第一章 「カンマを伴う分詞句」をめぐる一般的形勢、及び基礎的作業
第1節 戦国乱世
〔注1-4〕
各種学習用文法書では、《分詞構文の表わす意味》は概ね、「時、原因・理由、条件、譲歩、付帯状況など」とされている。「付帯状況」とは時系列的に継起する状況や同時的状況と解されていることが多い。
分詞構文は、主節の表す意味内容を付帯的にさらに詳しく述べたり、その意味内容を補足的に追加説明し、主節の表す出来事と同時発生的な出来事を表すことによって、主節に対し言わば「背景」の役割を果たす。この機能は、次の継起とともに伝統的に「付帯状況」を表す分詞構文の名で呼ばれてきた。 (荒木一雄・安井稔編『現代英文法辞典』participial construction[分詞構文]の項)
日本の学校英文法が負うところ大であるはずのCGELに参考となる記述を見出すことができる。
我々がそこに込めたいと思っている意味は、文脈に応じて、時間的、条件的、因果的、譲歩的あるいは状況的関係であったりすることがある。要するに、…付随する状況を含意している。(CGEL, 15.60)
「そこ」とは「補足節」、即ち、「従位詞を欠いた副詞的分詞節と副詞的無動詞節」(ibid)である。

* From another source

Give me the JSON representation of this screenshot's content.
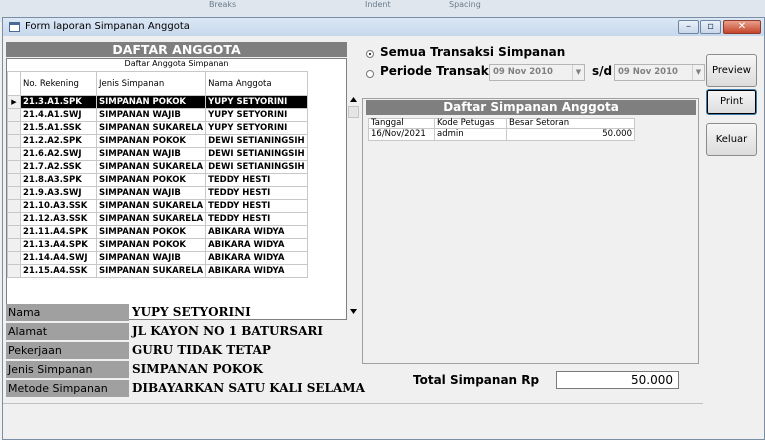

「補足節」には《分詞構文》に相当する分詞句が含まれる。
CurmeのParts of Speechや Syntax中にも、分詞句の副詞要素的働きを述べた箇所をあちらこちらに見出せる。
分詞の最も普通の用法は、それを述辞並置要素[predicate appositive]として用いることである。分詞が動詞辞の主辞あるいは目的辞に対して述辞的に働くと同時に、述辞並置要素として、時・原因・様態[manner] ・条件・目的・手段などといった副詞的関係を示す副詞的要素としても働くように、分詞を動詞辞の主辞あるいは目的辞と関係づけるのである。 (Syntax, 48-2)(更にParts of Speechの15-2, 47-4などにも類似の記述を見ることができる。)
(「並置要素[appositive]」という用語については[1−1]参照)
Kruisinga & Eradesの前掲書は、
自由付加詞[free adjunct]の意味、即ち、付加詞と文の他の部分との関係は様々であろう。しかし、その主たる用途は、文の主要部分において言及されている行為や出来事に伴う状況を表現することである」(37-1)
と述べ、付随的状況・原因・理由・時・条件などを意味する自由付加詞を含む文例を挙げている。
ギリシャ語・ラテン語の場合にも、同様の記述を見出すことができる。
分詞にはいろいろな訳し方がある。文章の前後の関係によって、時、譲歩、原因、条件等の句で訳すのが普通である。(村松正俊『ラテン語四週間』pp.115-116)
F. M. Wheelock, LATINは、”Graeci nautae, videntes Polyphemum, tremuerunt.”([1−1]の【参考】参照)について、”when, since, if, as, etc., they saw P., they trembled.” (p.108)という言い換えを示している。ギリシャ語の場合については、[1−1]の【参考】参照。